5章 星と夢の記憶
エルンスト家に今年生まれたのは、星子と夢子の双子だった。星子は未来を予知でき、夢子は夢を自由に渡り星子の予言を伝える事ができる。それが、ジェラールとソーンだった。両親は双子の面倒を見ながら星子と夢子の研究に取り組んだ。
やがて月日は流れ、悲劇の晩。
それは一瞬の出来事だった。私は寝ていたけれど、物音で目が覚めるとそこに30代前半の白髪の男がいた。
翡翠の瞳だった。眼鏡をかけていた。
そして、考える間もなく殺された。
僕もまた音で目が覚めた。目の前に知らない男が立っていた。そばでソーンの力が抜けていく。
男は僕を見るなり一目散に逃げていった。
何故?なぜ僕だけ助かってソーンは死なないといけない?。その後、また男は戻ってきた。だが、様子がおかしい。さっきよりずっと人間らしい。
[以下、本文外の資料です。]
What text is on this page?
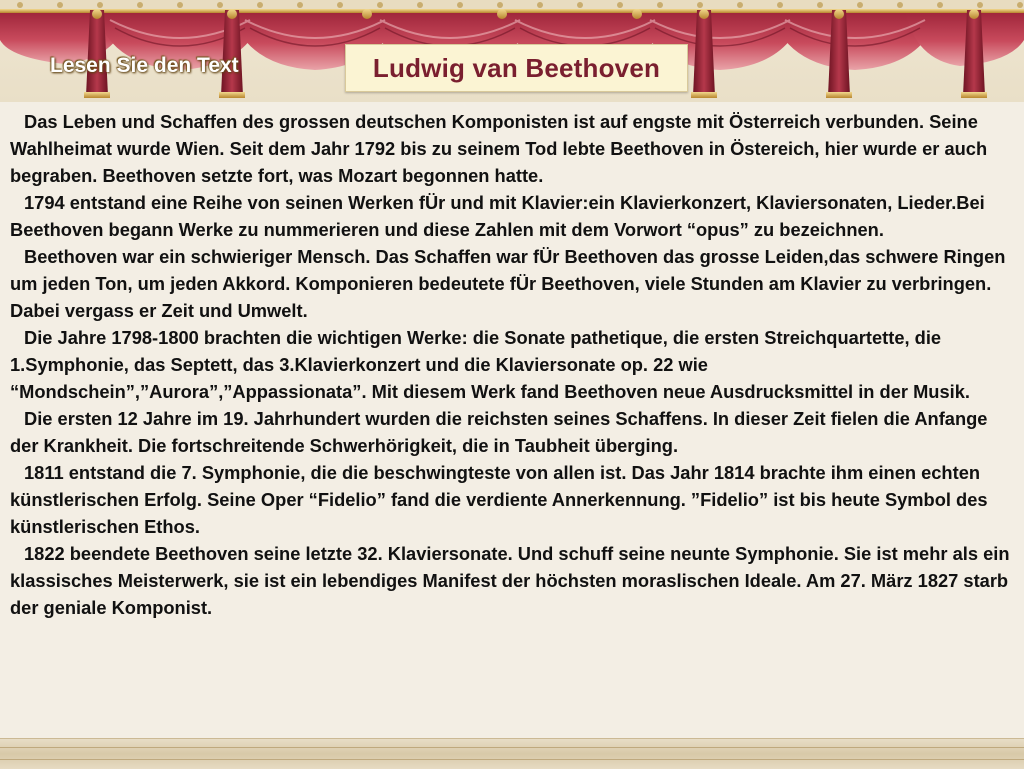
Lesen Sie den Text	Ludwig van Beethoven

Das Leben und Schaffen des grossen deutschen Komponisten ist auf engste mit Österreich verbunden. Seine Wahlheimat wurde Wien. Seit dem Jahr 1792 bis zu seinem Tod lebte Beethoven in Östereich, hier wurde er auch begraben. Beethoven setzte fort, was Mozart begonnen hatte.

1794 entstand eine Reihe von seinen Werken fÜr und mit Klavier:ein Klavierkonzert, Klaviersonaten, Lieder.Bei Beethoven begann Werke zu nummerieren und diese Zahlen mit dem Vorwort “opus” zu bezeichnen.

Beethoven war ein schwieriger Mensch. Das Schaffen war fÜr Beethoven das grosse Leiden,das schwere Ringen um jeden Ton, um jeden Akkord. Komponieren bedeutete fÜr Beethoven, viele Stunden am Klavier zu verbringen. Dabei vergass er Zeit und Umwelt.

Die Jahre 1798-1800 brachten die wichtigen Werke: die Sonate pathetique, die ersten Streichquartette, die 1.Symphonie, das Septett, das 3.Klavierkonzert und die Klaviersonate op. 22 wie “Mondschein”,”Aurora”,”Appassionata”. Mit diesem Werk fand Beethoven neue Ausdrucksmittel in der Musik.

Die ersten 12 Jahre im 19. Jahrhundert wurden die reichsten seines Schaffens. In dieser Zeit fielen die Anfange der Krankheit. Die fortschreitende Schwerhörigkeit, die in Taubheit überging.

1811 entstand die 7. Symphonie, die die beschwingteste von allen ist. Das Jahr 1814 brachte ihm einen echten künstlerischen Erfolg. Seine Oper “Fidelio” fand die verdiente Annerkennung. ”Fidelio” ist bis heute Symbol des künstlerischen Ethos.

1822 beendete Beethoven seine letzte 32. Klaviersonate. Und schuff seine neunte Symphonie. Sie ist mehr als ein klassisches Meisterwerk, sie ist ein lebendiges Manifest der höchsten moraslischen Ideale. Am 27. März 1827 starb der geniale Komponist.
やがて彼は外へ出て、大きな声をあげた。
「憲兵を呼んでくれー!エルンスト家が…」
そこで記憶は途絶えた。
だが、記憶を見てはっきりした。
家族を殺したあの男は、
「あの男は、僕を育ててくれたロッタ・フェアレーター
と言う者です」
「だが、ロッタがやったという確証は?それがないと罪に問えない」
「あゝ、そうだ。それに、お前の言っている事が真実かも分からないのに…」
「ロッタから鍵を押収し、エルンスト家に鑑定士と行けば、何かしら見つかるでしょう。それから、これを」
渡したのは、エルンスト家の手記だ。
「エルンストの…手記?」
「はい。そこに書かれている星子のページです。そこに記されている通り、星子には幼児期健忘がない事が特徴的です。ですが、僕の記憶は4歳を境に閉ざされていた。考えられる理由として、酷く辛い出来事を目の当たりにしたから。とか」
場は酷く凍りついていた。そんな中、隊長と思わしき人物が兵に一喝を入れた。
「総員、ロッタ・フェアレーターを拘束せよ」
そこからの事は、どんな買い出しよりも早かった。
ロッタを拘束し、エルンスト家の検証を行い、裁判というように一年が過ぎていった。裁判では、ロッタに実刑判決が出て、一生牢屋から出られないらしい。また、動機は、星子である僕をエルンストから奪うためのものだったそうだ…それ程に星子の価値は高い。夢子もそうだが、ソーンの夢子の発現は遅かったため気づかずに殺した。と言っていた…。